Is anyone out there able to comment on camp sites in peniche or local area(10k).Alan Rogers and Rough Guide list the following:
Camping Peniche Praia, 
Camara Municipal Peniche,
but unfortunately no reviews and limited info.
Regards


----------



## 88837 (May 9, 2005)

*Campismo Municipal Peniche*

Hi Stormin,
We stayed at the site in March 2003. It cost about 4 euros per night without electricity. Off season the site was very clean and the staff were very helpful - even helped me with sorting out my camping carnet that I had left in Lisbon (I had been given the wrong one by the helpful girl in Campismo Lisboa).
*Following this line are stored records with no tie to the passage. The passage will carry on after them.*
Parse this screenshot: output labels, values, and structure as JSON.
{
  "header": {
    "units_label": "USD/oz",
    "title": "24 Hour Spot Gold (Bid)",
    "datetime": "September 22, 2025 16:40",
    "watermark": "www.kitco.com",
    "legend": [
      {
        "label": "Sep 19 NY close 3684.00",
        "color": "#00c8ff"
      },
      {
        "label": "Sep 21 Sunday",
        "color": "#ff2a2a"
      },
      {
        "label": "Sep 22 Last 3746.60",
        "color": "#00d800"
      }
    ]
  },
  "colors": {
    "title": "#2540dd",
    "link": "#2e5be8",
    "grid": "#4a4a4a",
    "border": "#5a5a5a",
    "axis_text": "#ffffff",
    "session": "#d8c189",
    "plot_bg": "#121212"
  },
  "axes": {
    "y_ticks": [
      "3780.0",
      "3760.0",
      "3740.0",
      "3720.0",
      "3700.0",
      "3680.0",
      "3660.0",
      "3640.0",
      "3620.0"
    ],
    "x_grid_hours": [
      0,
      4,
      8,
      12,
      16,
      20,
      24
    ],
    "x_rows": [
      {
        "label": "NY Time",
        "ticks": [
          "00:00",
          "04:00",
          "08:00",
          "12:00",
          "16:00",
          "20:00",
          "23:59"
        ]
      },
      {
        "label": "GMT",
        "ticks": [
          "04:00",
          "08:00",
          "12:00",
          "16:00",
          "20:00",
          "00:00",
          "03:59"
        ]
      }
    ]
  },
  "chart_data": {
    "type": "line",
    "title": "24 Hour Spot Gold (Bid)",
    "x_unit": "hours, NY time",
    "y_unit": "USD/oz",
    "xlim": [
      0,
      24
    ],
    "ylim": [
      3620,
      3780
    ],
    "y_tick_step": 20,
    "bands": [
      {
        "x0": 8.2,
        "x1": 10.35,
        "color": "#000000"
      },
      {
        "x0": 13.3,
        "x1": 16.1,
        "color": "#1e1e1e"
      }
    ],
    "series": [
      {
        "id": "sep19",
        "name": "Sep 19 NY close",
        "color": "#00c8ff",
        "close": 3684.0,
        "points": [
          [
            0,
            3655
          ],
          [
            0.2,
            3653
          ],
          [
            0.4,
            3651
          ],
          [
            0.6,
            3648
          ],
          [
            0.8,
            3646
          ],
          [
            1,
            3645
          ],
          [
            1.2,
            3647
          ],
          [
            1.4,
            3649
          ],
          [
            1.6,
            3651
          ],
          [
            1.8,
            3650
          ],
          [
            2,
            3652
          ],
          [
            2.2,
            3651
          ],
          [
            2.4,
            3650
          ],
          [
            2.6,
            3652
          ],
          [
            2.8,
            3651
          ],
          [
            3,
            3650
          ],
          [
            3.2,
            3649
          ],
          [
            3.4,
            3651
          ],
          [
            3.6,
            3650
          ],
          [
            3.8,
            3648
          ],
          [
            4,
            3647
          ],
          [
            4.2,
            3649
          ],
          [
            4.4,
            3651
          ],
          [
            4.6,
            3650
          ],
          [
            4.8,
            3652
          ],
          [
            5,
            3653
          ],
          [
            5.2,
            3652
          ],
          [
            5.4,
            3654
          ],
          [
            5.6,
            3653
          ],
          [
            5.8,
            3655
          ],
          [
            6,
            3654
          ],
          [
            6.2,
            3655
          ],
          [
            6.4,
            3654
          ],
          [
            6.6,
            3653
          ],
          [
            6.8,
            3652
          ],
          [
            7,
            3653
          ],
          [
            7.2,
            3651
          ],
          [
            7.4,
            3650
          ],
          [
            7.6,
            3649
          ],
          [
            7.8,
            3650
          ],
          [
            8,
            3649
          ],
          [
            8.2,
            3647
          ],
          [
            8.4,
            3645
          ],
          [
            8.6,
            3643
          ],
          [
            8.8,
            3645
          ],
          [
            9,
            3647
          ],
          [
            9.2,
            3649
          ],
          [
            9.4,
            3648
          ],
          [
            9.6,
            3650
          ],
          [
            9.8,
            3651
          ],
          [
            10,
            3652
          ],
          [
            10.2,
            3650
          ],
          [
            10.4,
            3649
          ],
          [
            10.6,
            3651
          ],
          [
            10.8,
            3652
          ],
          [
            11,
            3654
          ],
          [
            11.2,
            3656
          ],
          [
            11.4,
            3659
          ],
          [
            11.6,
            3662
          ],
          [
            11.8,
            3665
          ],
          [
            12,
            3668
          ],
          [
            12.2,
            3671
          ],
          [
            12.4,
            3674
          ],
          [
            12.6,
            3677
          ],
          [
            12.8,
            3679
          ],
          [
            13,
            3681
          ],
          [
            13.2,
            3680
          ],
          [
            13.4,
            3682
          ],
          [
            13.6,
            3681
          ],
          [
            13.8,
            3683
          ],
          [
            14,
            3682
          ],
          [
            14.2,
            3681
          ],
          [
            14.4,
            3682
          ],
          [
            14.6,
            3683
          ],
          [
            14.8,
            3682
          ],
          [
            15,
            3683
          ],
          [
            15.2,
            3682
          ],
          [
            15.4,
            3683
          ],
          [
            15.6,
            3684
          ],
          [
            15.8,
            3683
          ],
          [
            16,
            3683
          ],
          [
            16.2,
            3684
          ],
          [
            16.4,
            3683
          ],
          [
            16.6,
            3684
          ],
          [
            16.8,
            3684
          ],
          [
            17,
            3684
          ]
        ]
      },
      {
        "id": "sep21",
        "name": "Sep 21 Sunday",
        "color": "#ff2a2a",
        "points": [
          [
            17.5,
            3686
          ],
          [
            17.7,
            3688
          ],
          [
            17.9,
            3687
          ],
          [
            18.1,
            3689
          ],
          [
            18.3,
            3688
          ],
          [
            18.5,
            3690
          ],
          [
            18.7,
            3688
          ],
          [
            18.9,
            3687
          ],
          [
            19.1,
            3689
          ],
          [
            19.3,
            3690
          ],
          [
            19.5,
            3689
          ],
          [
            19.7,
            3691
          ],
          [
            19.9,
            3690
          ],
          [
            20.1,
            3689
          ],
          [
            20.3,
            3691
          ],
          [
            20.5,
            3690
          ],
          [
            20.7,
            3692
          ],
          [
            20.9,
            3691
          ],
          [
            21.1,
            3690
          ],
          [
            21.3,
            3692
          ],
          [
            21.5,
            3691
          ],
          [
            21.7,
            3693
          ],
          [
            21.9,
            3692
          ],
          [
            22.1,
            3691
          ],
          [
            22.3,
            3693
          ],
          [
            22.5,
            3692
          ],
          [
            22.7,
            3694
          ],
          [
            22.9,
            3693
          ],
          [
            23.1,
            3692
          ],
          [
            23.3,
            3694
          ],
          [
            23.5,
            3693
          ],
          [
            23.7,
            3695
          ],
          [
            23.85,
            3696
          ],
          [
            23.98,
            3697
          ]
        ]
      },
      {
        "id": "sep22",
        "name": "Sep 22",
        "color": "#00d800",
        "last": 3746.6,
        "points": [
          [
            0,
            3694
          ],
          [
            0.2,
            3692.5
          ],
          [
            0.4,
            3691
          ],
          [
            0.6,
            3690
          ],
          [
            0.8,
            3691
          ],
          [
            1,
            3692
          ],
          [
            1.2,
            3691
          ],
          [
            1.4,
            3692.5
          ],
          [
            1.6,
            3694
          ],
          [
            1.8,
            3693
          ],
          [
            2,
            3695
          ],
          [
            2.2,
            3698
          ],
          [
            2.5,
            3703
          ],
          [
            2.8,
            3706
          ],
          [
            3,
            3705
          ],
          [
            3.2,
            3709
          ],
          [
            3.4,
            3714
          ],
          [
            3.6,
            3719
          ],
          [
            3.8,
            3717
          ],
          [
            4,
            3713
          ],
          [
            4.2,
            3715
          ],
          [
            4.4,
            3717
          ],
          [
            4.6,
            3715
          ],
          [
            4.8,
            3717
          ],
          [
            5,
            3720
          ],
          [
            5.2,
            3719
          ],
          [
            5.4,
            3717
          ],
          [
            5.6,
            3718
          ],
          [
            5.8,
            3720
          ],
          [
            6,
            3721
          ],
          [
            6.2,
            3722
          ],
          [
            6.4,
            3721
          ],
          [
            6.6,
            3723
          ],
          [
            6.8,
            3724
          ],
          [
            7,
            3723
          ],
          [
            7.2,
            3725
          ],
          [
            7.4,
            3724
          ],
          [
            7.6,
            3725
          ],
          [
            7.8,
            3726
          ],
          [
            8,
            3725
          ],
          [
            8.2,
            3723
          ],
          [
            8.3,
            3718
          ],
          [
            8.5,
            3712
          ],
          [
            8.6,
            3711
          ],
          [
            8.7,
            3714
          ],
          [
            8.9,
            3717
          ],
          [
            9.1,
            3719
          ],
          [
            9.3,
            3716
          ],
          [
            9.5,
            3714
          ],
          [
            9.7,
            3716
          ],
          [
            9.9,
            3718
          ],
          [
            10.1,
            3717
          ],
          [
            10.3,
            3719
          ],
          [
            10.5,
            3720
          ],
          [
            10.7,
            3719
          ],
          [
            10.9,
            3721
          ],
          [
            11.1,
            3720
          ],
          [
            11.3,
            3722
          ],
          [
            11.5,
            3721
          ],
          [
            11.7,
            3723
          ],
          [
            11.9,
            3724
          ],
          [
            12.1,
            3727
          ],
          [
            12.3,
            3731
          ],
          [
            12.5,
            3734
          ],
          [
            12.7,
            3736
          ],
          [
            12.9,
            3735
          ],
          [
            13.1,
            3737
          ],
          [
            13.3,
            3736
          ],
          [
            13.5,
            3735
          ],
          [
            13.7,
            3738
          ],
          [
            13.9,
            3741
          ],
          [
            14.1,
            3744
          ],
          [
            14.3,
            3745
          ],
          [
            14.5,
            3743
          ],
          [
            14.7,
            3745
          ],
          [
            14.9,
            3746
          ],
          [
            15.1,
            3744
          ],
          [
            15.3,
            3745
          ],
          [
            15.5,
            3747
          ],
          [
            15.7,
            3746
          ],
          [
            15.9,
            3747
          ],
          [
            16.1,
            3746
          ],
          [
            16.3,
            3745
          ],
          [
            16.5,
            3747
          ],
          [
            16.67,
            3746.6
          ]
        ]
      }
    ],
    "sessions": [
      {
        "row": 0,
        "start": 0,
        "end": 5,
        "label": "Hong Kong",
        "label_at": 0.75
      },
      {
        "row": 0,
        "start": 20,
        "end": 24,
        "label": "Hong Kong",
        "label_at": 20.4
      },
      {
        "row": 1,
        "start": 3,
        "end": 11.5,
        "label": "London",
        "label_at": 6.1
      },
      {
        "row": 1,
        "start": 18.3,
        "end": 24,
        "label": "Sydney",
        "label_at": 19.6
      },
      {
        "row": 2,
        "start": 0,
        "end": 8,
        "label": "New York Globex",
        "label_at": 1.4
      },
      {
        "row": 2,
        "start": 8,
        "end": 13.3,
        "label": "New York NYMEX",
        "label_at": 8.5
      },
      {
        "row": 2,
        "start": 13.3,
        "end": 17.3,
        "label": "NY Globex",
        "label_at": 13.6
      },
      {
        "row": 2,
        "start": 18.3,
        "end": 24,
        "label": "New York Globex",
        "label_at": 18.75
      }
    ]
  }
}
I don't remember all the details of the site as we were on our way around the Spanish and Portuguese coast and visited many sites in 2 months.
There is a lot to do in the local area, political prison, harbour, fantastic rock formations and old towns to name but a few. Some parts of the town appeared very run down and I would not leave my van there, but we did not hear of any problems.
Whilst we were there a lot of road works were under way very close to the site. They in no way affected the site and it should be finished by now.
The town is well known for its fishing and fish restaurants. We had a fantastic local fish casserole with tomatoes and potatoes- give it a try if you like fish cooked in a traditional way we loved it.
We intend returning and will happily use the same site.
Rodger


----------



## stormin (May 10, 2005)

thanks baddow,reassuring to hear your views shall try emailing site for details and availability.Excuse my ignorance but what is a camping carnet?


----------



## 88837 (May 9, 2005)

*Camping Carnet*

Hi Stormin
A carnet is accepted by campsites in lieu of a passport- collected I believe in case a camper decides to drive off without paying. On departure day you settle up your fees, collect your carnet and travel on. Most of my experience in this country is by paying in advance so there is no need for wardens to hold any of your documents.
All of the major clubs issue carnets often free if booking insurance or ferries with them. If you are not a club member then it is possible to purchase a carnet from them.
There is also an insurance element within the carnet but I have never checked the details.
The website address is www.roteiro-campista.pt/Leira/munpen.htm
Whilst travelling through Portugal I found "Camping Portugal Guia De Parques De Campismo" an excellent guide. It was available from most campsites.
Rodger


----------



## stormin (May 10, 2005)

*campsites peniche*

hi baddow,
thanks for the info will contact the c.c re:carnet
regards stormin


----------